Glen Cove's School Board election this year may have been noisy, fractious, and untidy, but do you remember the last two-seat board election here? Better yet, did you even know it was going on? Or that there was even a result? Well, it was in 1996, and the reason you weren't aware is because the two "winning" candidates didn't even amass a total of 200 votes between them, though both still sit on the Glen Cove School Board.

That invisible "election" was the perfect example of the unfortunately still too prevalent attitude that school board members are best "appointed" by a few well-connected, knowledgeable school district insiders.

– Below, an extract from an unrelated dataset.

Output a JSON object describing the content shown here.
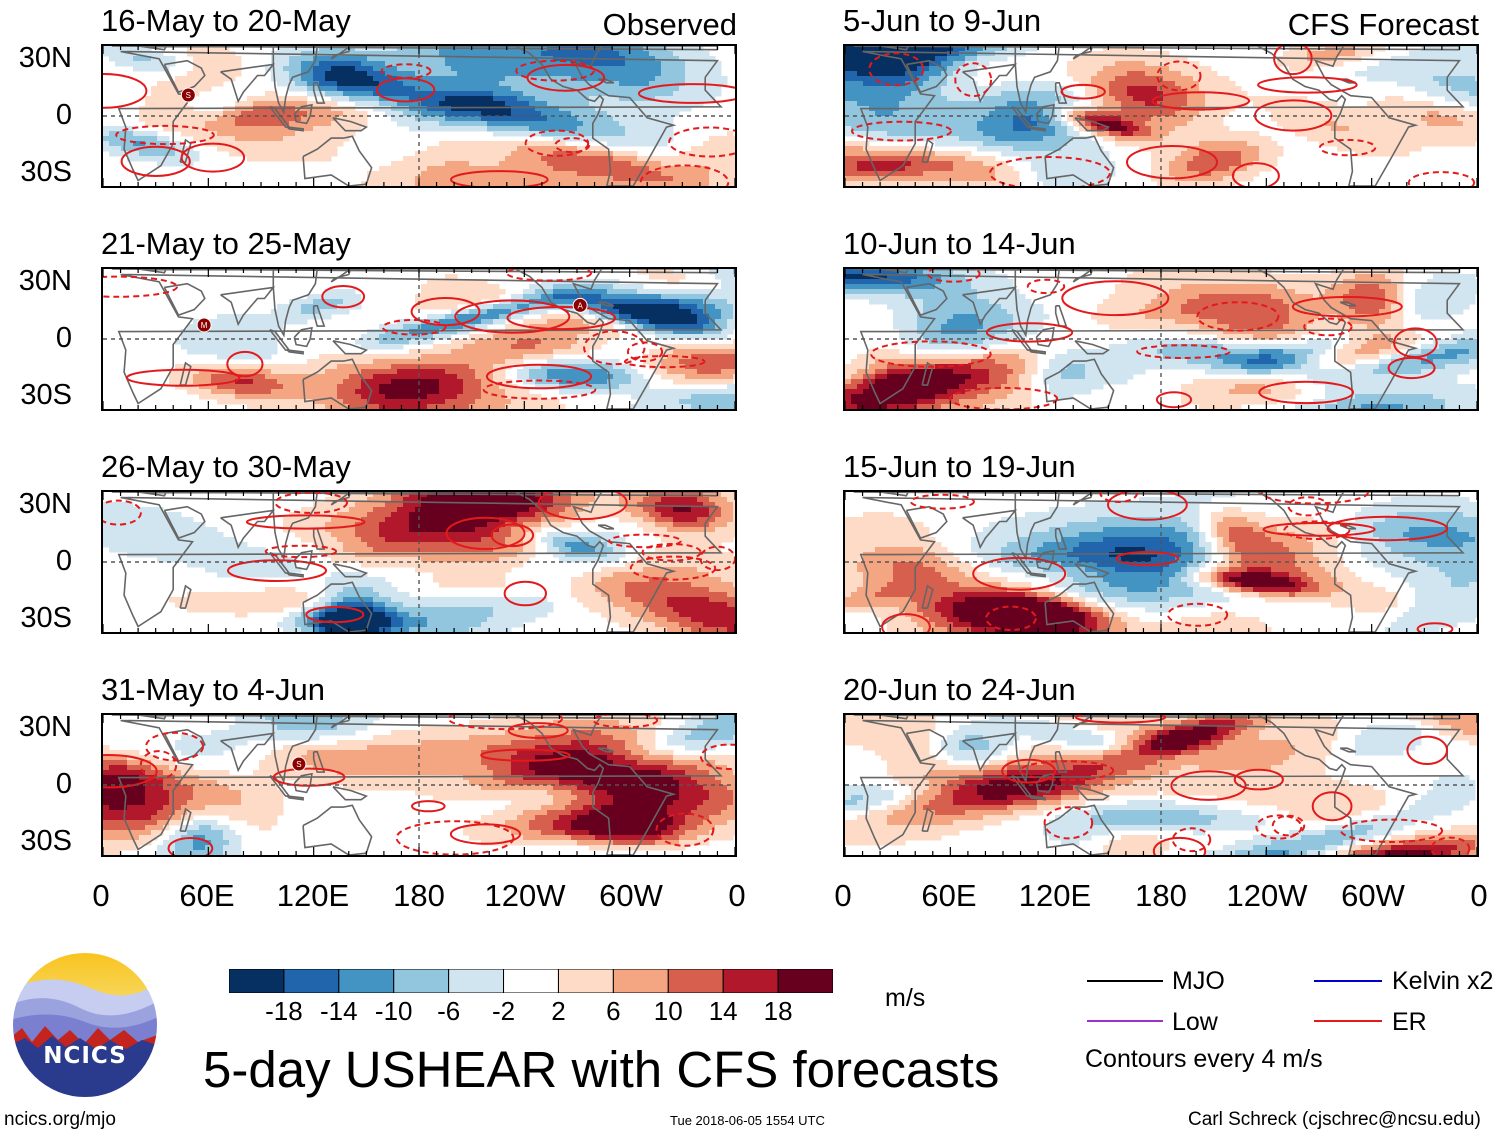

Contrast that sickness with the six eager candidates running this time, and the far healthier vote totals reported elsewhere in this issue. We're beginning to get closer to the city council-type governing franchise now necessary since, within the past 50 years, school government expenditures have become twice as much as those of the city government.

But we're still nowhere close enough.

Yes, there was lots of ferment, but what is this strange mentality which seems to be saying that if you don't goosestep along with those who run the schools, you're almost guilty of a so-called "hate crime" -- hating public schools; hating students; hating teachers and all government programs -- whatever -- world without end?

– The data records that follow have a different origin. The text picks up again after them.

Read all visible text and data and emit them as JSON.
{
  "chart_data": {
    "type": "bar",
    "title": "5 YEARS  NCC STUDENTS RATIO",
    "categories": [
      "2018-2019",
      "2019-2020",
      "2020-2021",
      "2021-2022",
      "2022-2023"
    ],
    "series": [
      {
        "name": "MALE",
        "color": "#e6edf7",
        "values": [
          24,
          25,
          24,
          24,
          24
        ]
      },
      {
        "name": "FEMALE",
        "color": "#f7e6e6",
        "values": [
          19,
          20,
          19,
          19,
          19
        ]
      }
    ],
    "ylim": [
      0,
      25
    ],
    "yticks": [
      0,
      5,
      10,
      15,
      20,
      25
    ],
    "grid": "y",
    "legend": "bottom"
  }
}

Hey, not to make too much of it, but the US is a First Amendment nation where hate obviously has to be as legal and lawful as love and, therefore, can be no "crime."

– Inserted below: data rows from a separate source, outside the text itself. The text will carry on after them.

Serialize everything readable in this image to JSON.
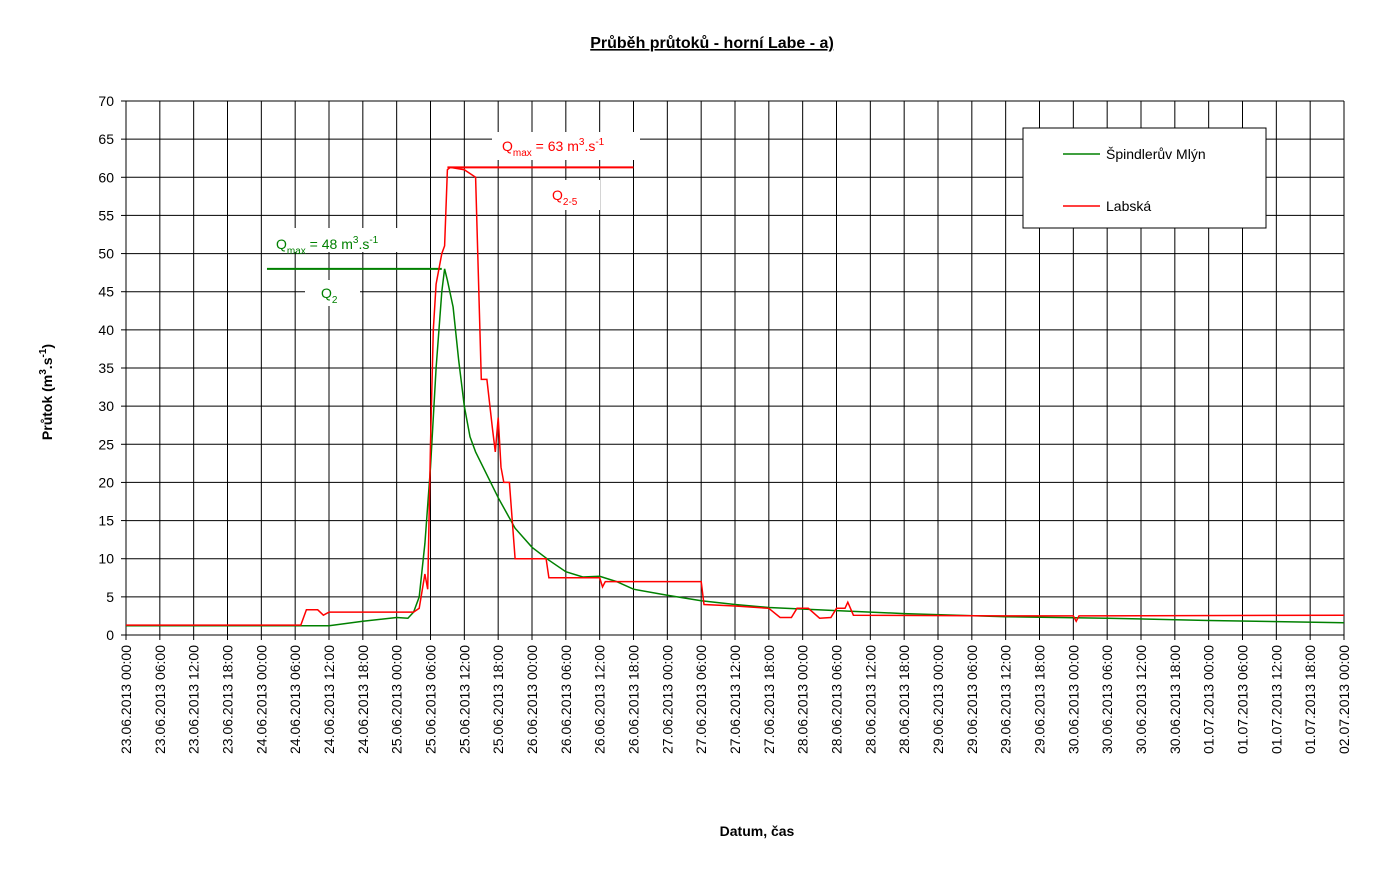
{
  "chart_data": {
    "type": "line",
    "title": "Průběh průtoků - horní Labe - a)",
    "x_label": "Datum, čas",
    "y_label": [
      "Průtok (m",
      "3",
      ".s",
      "-1",
      ")"
    ],
    "ylim": [
      0,
      70
    ],
    "yticks": [
      0,
      5,
      10,
      15,
      20,
      25,
      30,
      35,
      40,
      45,
      50,
      55,
      60,
      65,
      70
    ],
    "xlim": [
      "23.06.2013 00:00",
      "02.07.2013 00:00"
    ],
    "xticks": [
      "23.06.2013 00:00",
      "23.06.2013 06:00",
      "23.06.2013 12:00",
      "23.06.2013 18:00",
      "24.06.2013 00:00",
      "24.06.2013 06:00",
      "24.06.2013 12:00",
      "24.06.2013 18:00",
      "25.06.2013 00:00",
      "25.06.2013 06:00",
      "25.06.2013 12:00",
      "25.06.2013 18:00",
      "26.06.2013 00:00",
      "26.06.2013 06:00",
      "26.06.2013 12:00",
      "26.06.2013 18:00",
      "27.06.2013 00:00",
      "27.06.2013 06:00",
      "27.06.2013 12:00",
      "27.06.2013 18:00",
      "28.06.2013 00:00",
      "28.06.2013 06:00",
      "28.06.2013 12:00",
      "28.06.2013 18:00",
      "29.06.2013 00:00",
      "29.06.2013 06:00",
      "29.06.2013 12:00",
      "29.06.2013 18:00",
      "30.06.2013 00:00",
      "30.06.2013 06:00",
      "30.06.2013 12:00",
      "30.06.2013 18:00",
      "01.07.2013 00:00",
      "01.07.2013 06:00",
      "01.07.2013 12:00",
      "01.07.2013 18:00",
      "02.07.2013 00:00"
    ],
    "grid": true,
    "legend": "upper right",
    "series": [
      {
        "name": "Špindlerův Mlýn",
        "color": "#008000",
        "x": [
          "23.06.2013 00:00",
          "24.06.2013 12:00",
          "24.06.2013 18:00",
          "25.06.2013 00:00",
          "25.06.2013 02:00",
          "25.06.2013 03:00",
          "25.06.2013 04:00",
          "25.06.2013 05:00",
          "25.06.2013 06:00",
          "25.06.2013 07:00",
          "25.06.2013 08:00",
          "25.06.2013 08:30",
          "25.06.2013 09:00",
          "25.06.2013 10:00",
          "25.06.2013 11:00",
          "25.06.2013 12:00",
          "25.06.2013 13:00",
          "25.06.2013 14:00",
          "25.06.2013 16:00",
          "25.06.2013 18:00",
          "25.06.2013 21:00",
          "26.06.2013 00:00",
          "26.06.2013 03:00",
          "26.06.2013 06:00",
          "26.06.2013 09:00",
          "26.06.2013 12:00",
          "26.06.2013 15:00",
          "26.06.2013 18:00",
          "27.06.2013 00:00",
          "27.06.2013 06:00",
          "27.06.2013 12:00",
          "27.06.2013 18:00",
          "28.06.2013 06:00",
          "28.06.2013 18:00",
          "29.06.2013 12:00",
          "30.06.2013 06:00",
          "01.07.2013 00:00",
          "02.07.2013 00:00"
        ],
        "values": [
          1.2,
          1.2,
          1.8,
          2.3,
          2.2,
          3,
          5,
          12,
          22,
          35,
          45,
          48,
          46.5,
          43,
          36,
          30,
          26,
          24,
          21,
          18,
          14,
          11.5,
          9.8,
          8.3,
          7.6,
          7.7,
          7,
          6,
          5.2,
          4.5,
          4,
          3.6,
          3.2,
          2.8,
          2.4,
          2.2,
          1.9,
          1.6
        ]
      },
      {
        "name": "Labská",
        "color": "#ff0000",
        "x": [
          "23.06.2013 00:00",
          "24.06.2013 07:00",
          "24.06.2013 08:00",
          "24.06.2013 10:00",
          "24.06.2013 11:00",
          "24.06.2013 12:00",
          "25.06.2013 03:00",
          "25.06.2013 04:00",
          "25.06.2013 05:00",
          "25.06.2013 05:30",
          "25.06.2013 06:00",
          "25.06.2013 06:30",
          "25.06.2013 07:00",
          "25.06.2013 08:00",
          "25.06.2013 08:30",
          "25.06.2013 09:00",
          "25.06.2013 09:30",
          "25.06.2013 12:00",
          "25.06.2013 14:00",
          "25.06.2013 15:00",
          "25.06.2013 16:00",
          "25.06.2013 17:00",
          "25.06.2013 17:30",
          "25.06.2013 18:00",
          "25.06.2013 18:30",
          "25.06.2013 19:00",
          "25.06.2013 20:00",
          "25.06.2013 21:00",
          "26.06.2013 02:30",
          "26.06.2013 03:00",
          "26.06.2013 12:00",
          "26.06.2013 12:30",
          "26.06.2013 13:00",
          "27.06.2013 06:00",
          "27.06.2013 06:30",
          "27.06.2013 12:00",
          "27.06.2013 18:00",
          "27.06.2013 20:00",
          "27.06.2013 22:00",
          "27.06.2013 23:00",
          "28.06.2013 01:00",
          "28.06.2013 03:00",
          "28.06.2013 05:00",
          "28.06.2013 06:00",
          "28.06.2013 07:30",
          "28.06.2013 08:00",
          "28.06.2013 09:00",
          "29.06.2013 12:00",
          "30.06.2013 00:00",
          "30.06.2013 00:30",
          "30.06.2013 01:00",
          "02.07.2013 00:00"
        ],
        "values": [
          1.3,
          1.3,
          3.3,
          3.3,
          2.6,
          3,
          3,
          3.5,
          8,
          6,
          25,
          40,
          46,
          50,
          51,
          61,
          61.3,
          61,
          60,
          33.5,
          33.5,
          27,
          24,
          28.5,
          22,
          20,
          20,
          10,
          10,
          7.5,
          7.5,
          6.3,
          7,
          7,
          4,
          3.8,
          3.5,
          2.3,
          2.3,
          3.5,
          3.5,
          2.2,
          2.3,
          3.5,
          3.5,
          4.3,
          2.6,
          2.5,
          2.5,
          1.8,
          2.5,
          2.6
        ]
      }
    ],
    "reference_lines": [
      {
        "y": 48,
        "x": [
          "24.06.2013 01:00",
          "25.06.2013 08:00"
        ],
        "color": "#008000"
      },
      {
        "y": 61.3,
        "x": [
          "25.06.2013 09:00",
          "26.06.2013 18:00"
        ],
        "color": "#ff0000"
      }
    ],
    "annotations": [
      {
        "text": [
          "Q",
          "max",
          " = 48 m",
          "3",
          ".s",
          "-1"
        ],
        "color": "#008000"
      },
      {
        "text": [
          "Q",
          "2"
        ],
        "color": "#008000"
      },
      {
        "text": [
          "Q",
          "max",
          " = 63 m",
          "3",
          ".s",
          "-1"
        ],
        "color": "#ff0000"
      },
      {
        "text": [
          "Q",
          "2-5"
        ],
        "color": "#ff0000"
      }
    ]
  }
}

Think of the "untidy" ideas promoted this time by all those candidates never accused of being supported by the two outsiders now sitting on the board: school uniforms, or at least a respectable dress code; return to neighborhood schools by ending the elementary paired plan; no social warehousing and fewer free periods for more learning; high school transportation, etc. Wonderful!

However, the way to best assure a continuous fountainhead of practical learning ideas is to have school board members elected to the same strong franchise enjoyed by city council winners. That would mean each school board member would sit with a minimum 3,000 votes behind him or her, but the only way that will happen is to shift school board voting in these 57 small cities to November. Are you listening, Senator Marcellino and Assemblyman Sidikman?